O dziennikarstwie na klęczkach, uzdrowieniach w Manoppello i o powrocie oblicza Boga z Paulem Badde rozmawia Jacek Dziedzina.
Niemiecka ekipa odkryła i rozpowszechniła wizerunek z Manoppello: siostra Blandina Paschalis Schlömer, Paul Badde, kard. Meisner, Joseph Ratzinger... Czy to jakiś znak czasu dla Niemców?– Możliwe. Musi być jakaś przyczyna takiego składu. Może to dlatego, że właśnie w Niemczech, w czasach reformacji, zaczął się ostatni wielki ruch ikonoklazmu, walki z obrazami, wizerunkami Boga.
Jakby Bóg chciał, żeby ludzie dzisiaj na nowo odkryli Jego twarz. „Szukaj Jego oblicza...”.– Tak, to znak naszych czasów. Prawosławny teolog rosyjski Zenon Archimandryta mówi, że w czasach ikonoklazmu Kościół bronił obrazów. Teraz, kiedy Kościół jest w potrzebie, obrazy wróciły, żeby bronić Kościoła. Żyjemy w czasach obrazów. W czasie, w którym wracają twarze. Wizerunek z Manoppello istniał przecież przez stulecia, ale niewiele osób o nim wiedziało. Teraz jest czas twarzy, obrazów.
Napisałeś, że nawet w Watykanie trudna jest ta mowa i nie brakuje sceptyków.– Wiemy, że diabeł nie śpi. Na Grenlandii, na Syberii, na innych pustkowiach diabeł jest trochę bezrobotny. Tutaj, w Watykanie, ma ręce pełne roboty. I robi, co może.Nie można o tym zapominać.

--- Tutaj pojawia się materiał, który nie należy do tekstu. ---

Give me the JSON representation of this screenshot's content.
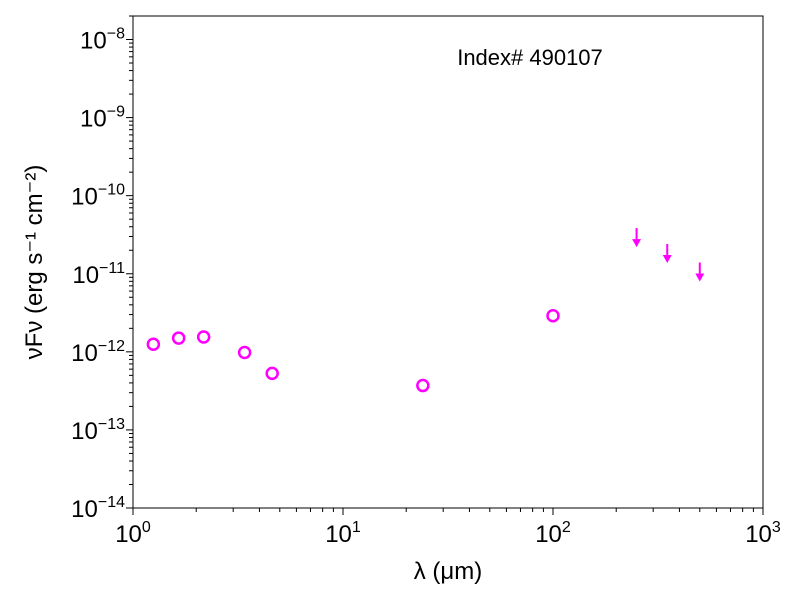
{
  "chart_data": {
    "type": "scatter",
    "xscale": "log",
    "yscale": "log",
    "xlim": [
      1,
      1000
    ],
    "ylim": [
      1e-14,
      2e-08
    ],
    "xlabel": "λ (μm)",
    "ylabel": "νFν (erg s⁻¹ cm⁻²)",
    "annotation": "Index# 490107",
    "x_ticks": [
      {
        "value": 1,
        "base": "10",
        "exp": "0"
      },
      {
        "value": 10,
        "base": "10",
        "exp": "1"
      },
      {
        "value": 100,
        "base": "10",
        "exp": "2"
      },
      {
        "value": 1000,
        "base": "10",
        "exp": "3"
      }
    ],
    "y_ticks": [
      {
        "value": 1e-14,
        "base": "10",
        "exp": "−14"
      },
      {
        "value": 1e-13,
        "base": "10",
        "exp": "−13"
      },
      {
        "value": 1e-12,
        "base": "10",
        "exp": "−12"
      },
      {
        "value": 1e-11,
        "base": "10",
        "exp": "−11"
      },
      {
        "value": 1e-10,
        "base": "10",
        "exp": "−10"
      },
      {
        "value": 1e-09,
        "base": "10",
        "exp": "−9"
      },
      {
        "value": 1e-08,
        "base": "10",
        "exp": "−8"
      }
    ],
    "detections": {
      "marker": "open-circle",
      "color": "#ff00ff",
      "points": [
        {
          "x": 1.25,
          "y": 1.25e-12
        },
        {
          "x": 1.65,
          "y": 1.5e-12
        },
        {
          "x": 2.17,
          "y": 1.55e-12
        },
        {
          "x": 3.4,
          "y": 9.8e-13
        },
        {
          "x": 4.6,
          "y": 5.3e-13
        },
        {
          "x": 24,
          "y": 3.7e-13
        },
        {
          "x": 100,
          "y": 2.9e-12
        }
      ]
    },
    "upper_limits": {
      "marker": "down-arrow",
      "color": "#ff00ff",
      "points": [
        {
          "x": 250,
          "y": 2.4e-11
        },
        {
          "x": 350,
          "y": 1.5e-11
        },
        {
          "x": 500,
          "y": 8.7e-12
        }
      ]
    }
  }
}
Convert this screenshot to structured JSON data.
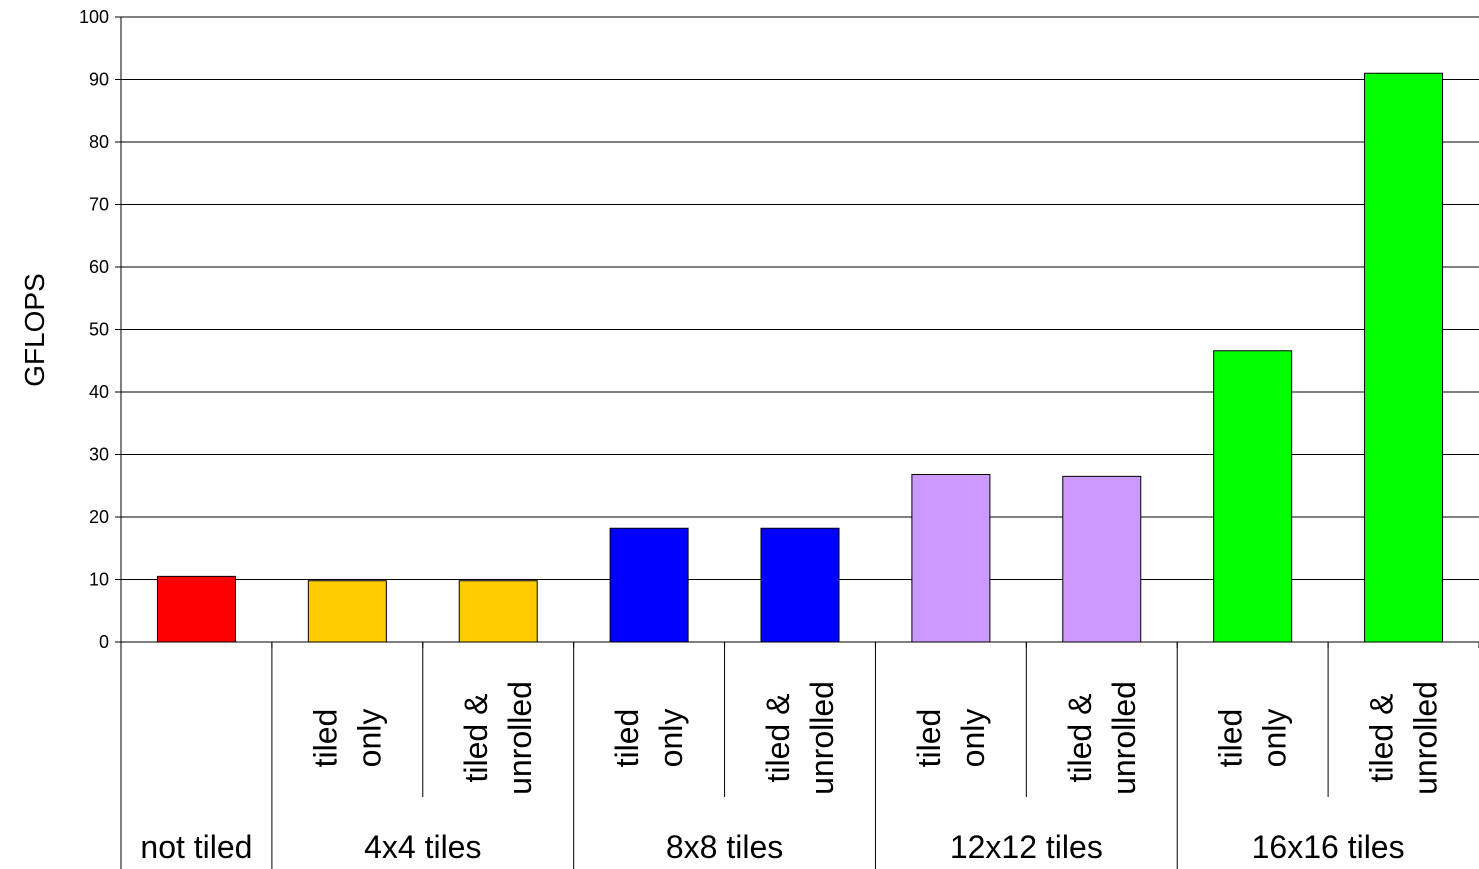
{
  "chart_data": {
    "type": "bar",
    "title": "",
    "ylabel": "GFLOPS",
    "xlabel": "",
    "ylim": [
      0,
      100
    ],
    "yticks": [
      0,
      10,
      20,
      30,
      40,
      50,
      60,
      70,
      80,
      90,
      100
    ],
    "grid": true,
    "legend": "none",
    "bars": [
      {
        "group": "not tiled",
        "label": [],
        "value": 10.5,
        "color": "#ff0000"
      },
      {
        "group": "4x4 tiles",
        "label": [
          "tiled",
          "only"
        ],
        "value": 9.8,
        "color": "#ffcc00"
      },
      {
        "group": "4x4 tiles",
        "label": [
          "tiled &",
          "unrolled"
        ],
        "value": 9.8,
        "color": "#ffcc00"
      },
      {
        "group": "8x8 tiles",
        "label": [
          "tiled",
          "only"
        ],
        "value": 18.2,
        "color": "#0000ff"
      },
      {
        "group": "8x8 tiles",
        "label": [
          "tiled &",
          "unrolled"
        ],
        "value": 18.2,
        "color": "#0000ff"
      },
      {
        "group": "12x12 tiles",
        "label": [
          "tiled",
          "only"
        ],
        "value": 26.8,
        "color": "#cc99ff"
      },
      {
        "group": "12x12 tiles",
        "label": [
          "tiled &",
          "unrolled"
        ],
        "value": 26.5,
        "color": "#cc99ff"
      },
      {
        "group": "16x16 tiles",
        "label": [
          "tiled",
          "only"
        ],
        "value": 46.6,
        "color": "#00ff00"
      },
      {
        "group": "16x16 tiles",
        "label": [
          "tiled &",
          "unrolled"
        ],
        "value": 91.0,
        "color": "#00ff00"
      }
    ],
    "groups": [
      {
        "name": "not tiled",
        "span": 1
      },
      {
        "name": "4x4 tiles",
        "span": 2
      },
      {
        "name": "8x8 tiles",
        "span": 2
      },
      {
        "name": "12x12 tiles",
        "span": 2
      },
      {
        "name": "16x16 tiles",
        "span": 2
      }
    ]
  }
}
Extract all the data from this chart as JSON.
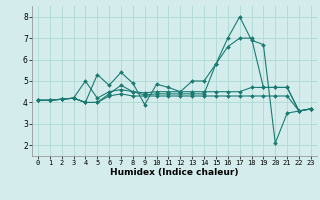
{
  "title": "",
  "xlabel": "Humidex (Indice chaleur)",
  "background_color": "#d4edec",
  "grid_color": "#add8d5",
  "line_color": "#1a7a72",
  "xlim": [
    -0.5,
    23.5
  ],
  "ylim": [
    1.5,
    8.5
  ],
  "yticks": [
    2,
    3,
    4,
    5,
    6,
    7,
    8
  ],
  "xticks": [
    0,
    1,
    2,
    3,
    4,
    5,
    6,
    7,
    8,
    9,
    10,
    11,
    12,
    13,
    14,
    15,
    16,
    17,
    18,
    19,
    20,
    21,
    22,
    23
  ],
  "lines": [
    [
      4.1,
      4.1,
      4.15,
      4.2,
      4.0,
      5.3,
      4.8,
      5.4,
      4.9,
      3.9,
      4.85,
      4.7,
      4.5,
      5.0,
      5.0,
      5.8,
      6.6,
      7.0,
      7.0,
      4.7,
      4.7,
      4.7,
      3.6,
      3.7
    ],
    [
      4.1,
      4.1,
      4.15,
      4.2,
      5.0,
      4.2,
      4.5,
      4.6,
      4.5,
      4.45,
      4.5,
      4.5,
      4.5,
      4.5,
      4.5,
      4.5,
      4.5,
      4.5,
      4.7,
      4.7,
      4.7,
      4.7,
      3.6,
      3.7
    ],
    [
      4.1,
      4.1,
      4.15,
      4.2,
      4.0,
      4.0,
      4.4,
      4.8,
      4.5,
      4.35,
      4.4,
      4.4,
      4.4,
      4.4,
      4.4,
      5.8,
      7.0,
      8.0,
      6.9,
      6.7,
      2.1,
      3.5,
      3.6,
      3.7
    ],
    [
      4.1,
      4.1,
      4.15,
      4.2,
      4.0,
      4.0,
      4.3,
      4.4,
      4.3,
      4.3,
      4.3,
      4.3,
      4.3,
      4.3,
      4.3,
      4.3,
      4.3,
      4.3,
      4.3,
      4.3,
      4.3,
      4.3,
      3.6,
      3.7
    ]
  ],
  "tick_fontsize": 5.0,
  "xlabel_fontsize": 6.5
}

W kolejnych krajach ukazują się wydania Twojej książki o Manoppello. Czy świat przyjmie wizerunek z Manoppello i dzięki niemu uwierzy, że Jezus żyje?– O to trzeba się modlić. Ale pamiętajmy, że Chrystus był ukrzyżowany. Nie możemy więc oczekiwać, że ten wizerunek zostanie przez cały świat przyjęty, bo pokazuje twarz Tego, którego świat odrzucił.
Paul BaddeUrodzony w 1948 roku, niemiecki dziennikarz, od 1980 r. pracował dla Frankfurter Allgemeine Zeitung, potem korespondent dziennika „Die Welt” w Rzymie, autor m.in. książek „Guadalupe. Objawienie, które zmieniło dzieje świata” i „Boskie Oblicze. Całun z Manoppello”.